The braking function of the courts

I agree with Scott that “the courts will not save us.” To Scott’s question “has the Supreme Court ever served as a bulwark of the Constitution or legal nicety when the chips were down,” some might point to Brown v. Board Education. But to do so overlooks two points.

First, the Brown decision corrected an earlier decision, Plessy v. Ferguson, that the Court had rendered almost 60 years earlier. In a sense, the Court saved us from the Court.

Second, Brown was at most ten years ahead of its time. If it sped up school integration in the North, it did so by only a few years. In the South, it met with massive resistance and may not have sped up integration at all.

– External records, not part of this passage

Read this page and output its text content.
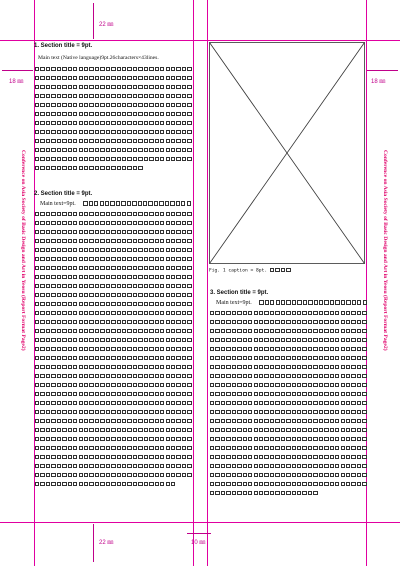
22 ㎜
22 ㎜
18 ㎜	18 ㎜
10 ㎜
Conference on Asia Society of Basic Design and Art in Yeosu (Report Format Page2)	Conference on Asia Society of Basic Design and Art in Yeosu (Report Format Page2)
1. Section title = 9pt.
Main text (Native language)9pt.26characters×43lines.
2. Section title = 9pt.
Main text=9pt.
Fig. 1 caption = 8pt.
3. Section title = 9pt.
Main text=9pt.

However, although the courts will not save us, they can act as a brake on what Woodrow Wilson called “the spirit of the Age.” For example, the Roberts Court in its decisions on campaign finance reform has applied the brakes to the “spirit” of limiting the free speech rights of those by whom “the Age” would like to be subsidized. The Roberts Court has also reined in to some extent racial discrimination against whites which, though not yet the spirit of the age, is the product of a powerful alliance of elites, opportunists, and a coalition of minority groups.

By serving this braking function, the courts can give “the Age” time to come to its senses. If this doesn’t happen, the courts will be swept away by the prevailing spirit.

This, I fear, is what’s in store for America.